Although I understand there was a time, particularly after Christmas, that stringent measures were needed because the spread of the virus was totally out of control, but now a huge proportion of the elderly and more vulnerable have one jab if not two, so why has there been such a huge delay for First Communion and Confirmation? It was great that in-person Mass returned quite early on in the stages of reopening – not without pressure on Government who would have been happy to make religious people wait much longer – but there still seems to be double standards when it comes to the sacraments.
Tallaght, Dublin 24
Gandhi trenchantly opposed contraception
Dear Editor, David Quinn remarks [IC 03/062021] that Mahatma Gandhi was opposed to artificial contraception “because he suspected it would undermine sexual morals”. In truth, Gandhi was trenchantly opposed to contraception in any circumstances. Drawing on his personal experience he wrote that when he learned to practice restraint the spiritual love he enjoyed with his wife was further enhanced.
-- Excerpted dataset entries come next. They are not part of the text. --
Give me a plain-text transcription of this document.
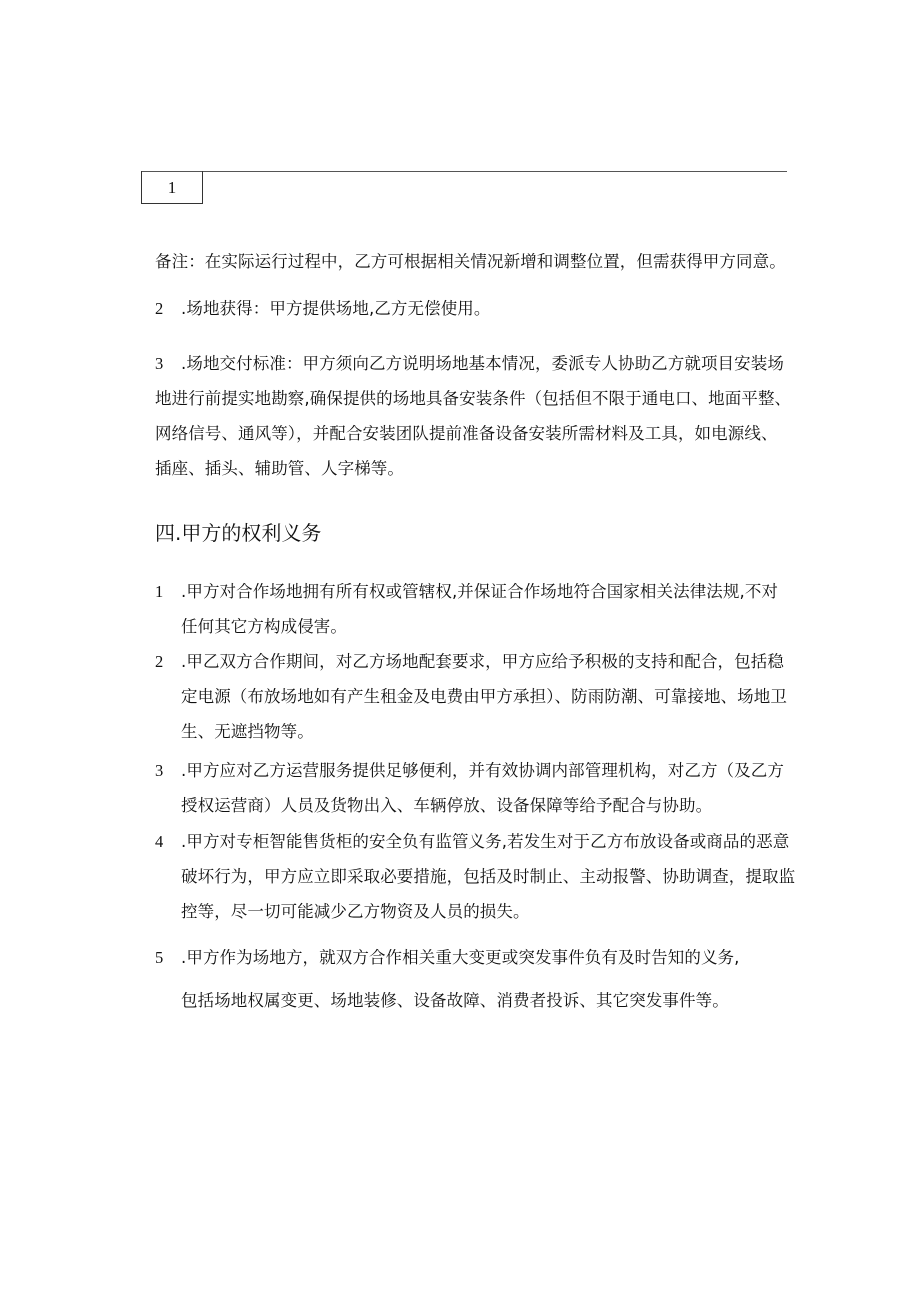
1
备注：在实际运行过程中，乙方可根据相关情况新增和调整位置，但需获得甲方同意。
2 .场地获得：甲方提供场地,乙方无偿使用。
3 .场地交付标准：甲方须向乙方说明场地基本情况，委派专人协助乙方就项目安装场
地进行前提实地勘察,确保提供的场地具备安装条件（包括但不限于通电口、地面平整、
网络信号、通风等），并配合安装团队提前准备设备安装所需材料及工具，如电源线、
插座、插头、辅助管、人字梯等。
四.甲方的权利义务
1 .甲方对合作场地拥有所有权或管辖权,并保证合作场地符合国家相关法律法规,不对
任何其它方构成侵害。
2 .甲乙双方合作期间，对乙方场地配套要求，甲方应给予积极的支持和配合，包括稳
定电源（布放场地如有产生租金及电费由甲方承担）、防雨防潮、可靠接地、场地卫
生、无遮挡物等。
3 .甲方应对乙方运营服务提供足够便利，并有效协调内部管理机构，对乙方（及乙方
授权运营商）人员及货物出入、车辆停放、设备保障等给予配合与协助。
4 .甲方对专柜智能售货柜的安全负有监管义务,若发生对于乙方布放设备或商品的恶意
破坏行为，甲方应立即采取必要措施，包括及时制止、主动报警、协助调查，提取监
控等，尽一切可能减少乙方物资及人员的损失。
5 .甲方作为场地方，就双方合作相关重大变更或突发事件负有及时告知的义务,
包括场地权属变更、场地装修、设备故障、消费者投诉、其它突发事件等。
The growing casual sexual mores in India among young people appalled him: “I urge the advocates of artificial methods to consider the consequences. Any large use of the methods is likely to result in the dissolution of the marriage bond and in free love. If mutual consent makes a sexual act moral whether within marriage or without, and by parity of reasoning, even between members of the same sex, the whole basis of sexual morality is gone and nothing but ‘misery and defeat’ awaits the youth of the country… Divorce of the sexual act from its natural consequence must lead to hideous promiscuity and condonation, if not endorsement, of unnatural vice.”
Another voice in the modernistic wilderness, economist and primary thinker, Fritz Schumacher, author of Small is Beautiful, wrote, concerning Humane Vitae, that “If the Pope had written anything else I would have lost all faith in the papacy”.